Checked how many genes are in the count matrix
```{r, eval=TRUE, echo=FALSE}
print(paste("Number of genes to evaluate:", nrow(countmatrix)))
```

## 6. Using DESeq2 
Now we will follow the standard DESeq workflow
```{r, eval=TRUE}
#| code-line-numbers: "9"
# Make a new data frame containing info about conditions in study
deseq2.colData <- data.frame(condition=factor(c(rep("b5-b6", 2), rep("TO", 2))), 
                             type=factor(rep("paired-end", 4)))
rownames(deseq2.colData) <- colnames(data)
deseq2.dds <- DESeqDataSetFromMatrix(countData = countmatrix,
                                     colData = deseq2.colData, 
                                     design = ~ condition)
# Run a DESeq analysis
deseq2.dds <- DESeq(deseq2.dds)
deseq2.res <- results(deseq2.dds)
deseq2.res <- deseq2.res[order(rownames(deseq2.res)), ]
hits <- nrow(deseq2.res[!is.na(deseq2.res$padj) & deseq2.res$padj <= 0.05, ])
print(paste("Number of differentially expressed genes with p-value less than 0.05:", hits))
```

## Preliminary results: Exploratory PCA
```{r, echo = F, eval =TRUE}
vsd <- vst(deseq2.dds, blind = FALSE)
plotPCA(vsd, intgroup = "condition")
```

## Preliminary results: Exploratory heatmap
```{r, eval=TRUE, echo=FALSE}
# Select top 50 differentially expressed genes
res <- results(deseq2.dds)
res_ordered <- res[order(res$padj), ]
top_genes <- row.names(res_ordered)[1:50]

# Extract counts and normalize
counts <- counts(deseq2.dds, normalized = TRUE)
counts_top <- counts[top_genes, ]

# Log-transform counts
log_counts_top <- log2(counts_top + 1)

# Generate heatmap
pheatmap(log_counts_top, scale = "row")
```

## Preliminary results: Exploratory Volcano Plot
```{r, eval=TRUE, echo=FALSE}
# Prepare the data for plotting
res_df <- as.data.frame(deseq2.res)
res_df$gene <- row.names(res_df)

# Create volcano plot
volcano_plot <- ggplot(res_df, aes(x = log2FoldChange, y = -log10(padj), color = padj < 0.05)) +
  geom_point(alpha = 0.6, size = 1.5) +
  scale_color_manual(values = c("grey", "red")) +
  labs(title = "Volcano Plot",
       x = "Log2 Fold Change",
       y = "-Log10 Adjusted P-value",
       color = "Significantly\nDifferentially Expressed") +
  theme_minimal() +
  theme(panel.grid.major = element_blank(),
        panel.grid.minor = element_blank(),
        legend.position = "top")

print(volcano_plot)
```

## Next Steps

1. Go back and do a proper transcriptome alignment.
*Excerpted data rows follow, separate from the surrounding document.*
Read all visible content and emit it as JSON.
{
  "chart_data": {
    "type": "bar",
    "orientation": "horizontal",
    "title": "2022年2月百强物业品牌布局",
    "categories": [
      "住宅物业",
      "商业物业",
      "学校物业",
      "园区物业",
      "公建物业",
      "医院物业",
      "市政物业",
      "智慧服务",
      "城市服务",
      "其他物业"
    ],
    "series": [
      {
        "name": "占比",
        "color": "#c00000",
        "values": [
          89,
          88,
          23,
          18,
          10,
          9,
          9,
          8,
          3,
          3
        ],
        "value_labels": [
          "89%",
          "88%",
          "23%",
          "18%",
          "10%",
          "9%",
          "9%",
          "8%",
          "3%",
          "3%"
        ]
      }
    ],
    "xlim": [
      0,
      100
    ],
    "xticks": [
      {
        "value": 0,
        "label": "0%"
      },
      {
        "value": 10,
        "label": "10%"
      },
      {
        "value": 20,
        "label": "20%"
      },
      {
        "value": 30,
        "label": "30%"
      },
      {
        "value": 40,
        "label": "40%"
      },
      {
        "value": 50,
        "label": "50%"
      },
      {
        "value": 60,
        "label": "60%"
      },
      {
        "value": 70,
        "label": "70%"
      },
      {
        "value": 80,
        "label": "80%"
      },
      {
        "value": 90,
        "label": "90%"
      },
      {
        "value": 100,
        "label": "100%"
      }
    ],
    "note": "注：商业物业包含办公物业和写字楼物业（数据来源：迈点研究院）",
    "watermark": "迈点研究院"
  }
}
Found annotated genome on *Botryllus schlosseri* Genome Project [web server](http://botryllus.stanford.edu/botryllusgenome/download/).
2. Play with making a better looking plot for my DEG analysis
3. Go back and do further quality assessment and control since there is so much variance within one of my groups due to differences in sequencing depth amongst samples of the same group.